Luckily, UX Designers are trained to design with empathy in mind. The whole reason why User-Centered Design exists as a discipline is that the audience of a product is inherently different than the designer who created it. They have different ages, genders, religious beliefs, cultural backgrounds, political views, They come from different cities or countries, But most importantly: they think different than you.
User-Centered Design — and its mindset of bringing users into the design process — exists to reduce gaps between who is creating a product and who is using it. UX is about closing the gap between people.
When you don’t close that gap, you end up designing Snapchat filters that stereotype Asians, or a set of emojis that don’t include interracial families, or the Chinese man in New Zealand who couldn’t have his passport photo recognized in the online system because “subject eyes are closed”.
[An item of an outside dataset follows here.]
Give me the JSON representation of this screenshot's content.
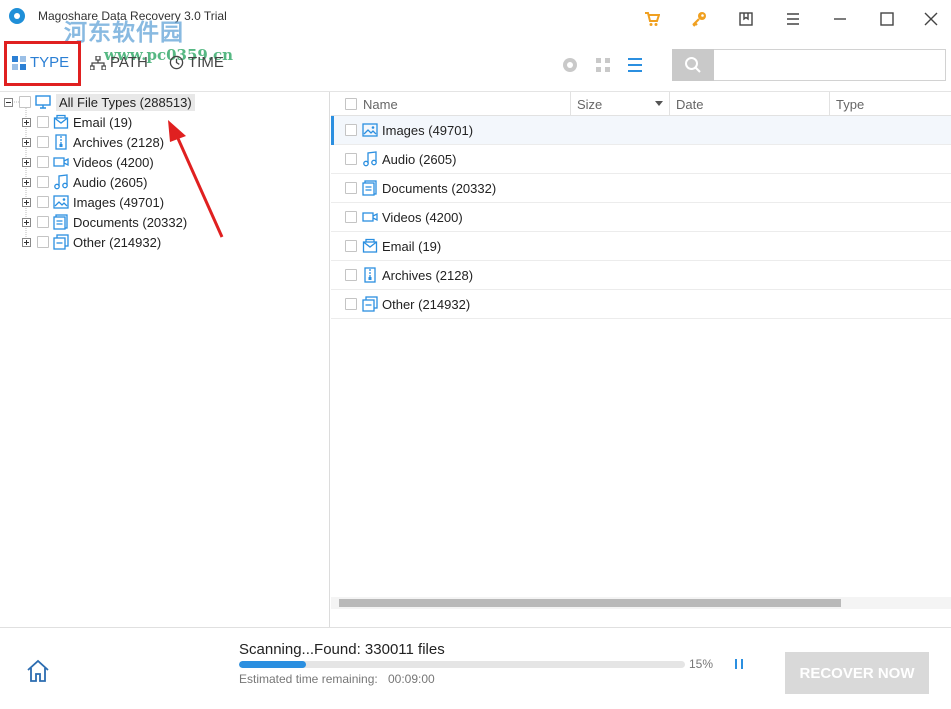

There are two broad strategies you can use to close that gap:
- You can reduce the gap, by incorporating user research methodologies into your design process. This allows the team to find out, ahead of time, if a certain feature in your product is not working for a certain audience segment (e.g. testing the aforementioned Snapchat filter with the right users before launch would have saved the company leadership a lot of trouble).
- You can prevent the gap, by hiring a diverse design team. This doesn’t eliminate the need for user research, but having a plural team can help ensure different perspectives are taken into consideration. A designer with an interracial or mixed background would have raised their hand when reviewing the set of emojis above.
We have written quite a lot about Diversity in Design at the UX Collective in 2017. We actually stopped all publications for an entire month to focus on articles that explore how to bring Diversity to Design, and how to use Design for Inclusion — featuring the work and vision of really smart people and organizations like @timothyhykes, LadiesthatUX, Jen Heazlewood, Rachel Thomas and Sabrina Fonseca.
In 2017, forward-thinking companies started to take more tangible action toward more inclusive teams, processes and methodologies: Airbnb launched a toolkit for designing inclusive experiences, Microsoft announced a framework for Inclusiveness in Design — and there are tons of bottom-up initiatives emerging from the community itself, like Dreamer Stories showcasing beautiful portraits (illustrated by Pablo Stanley) of young Americans recipients of DACA.
Food for thought: what if your next side project was less focused on design gradients and more on taking action towards a more inclusive design industry?
Let’s make 2018 the year when diversity and inclusion stop being only a topic at design conferences, buzzwords on a slide, or a box to be checked by HR, to becoming actionable within design companies and teams everywhere. What are you doing about it, today?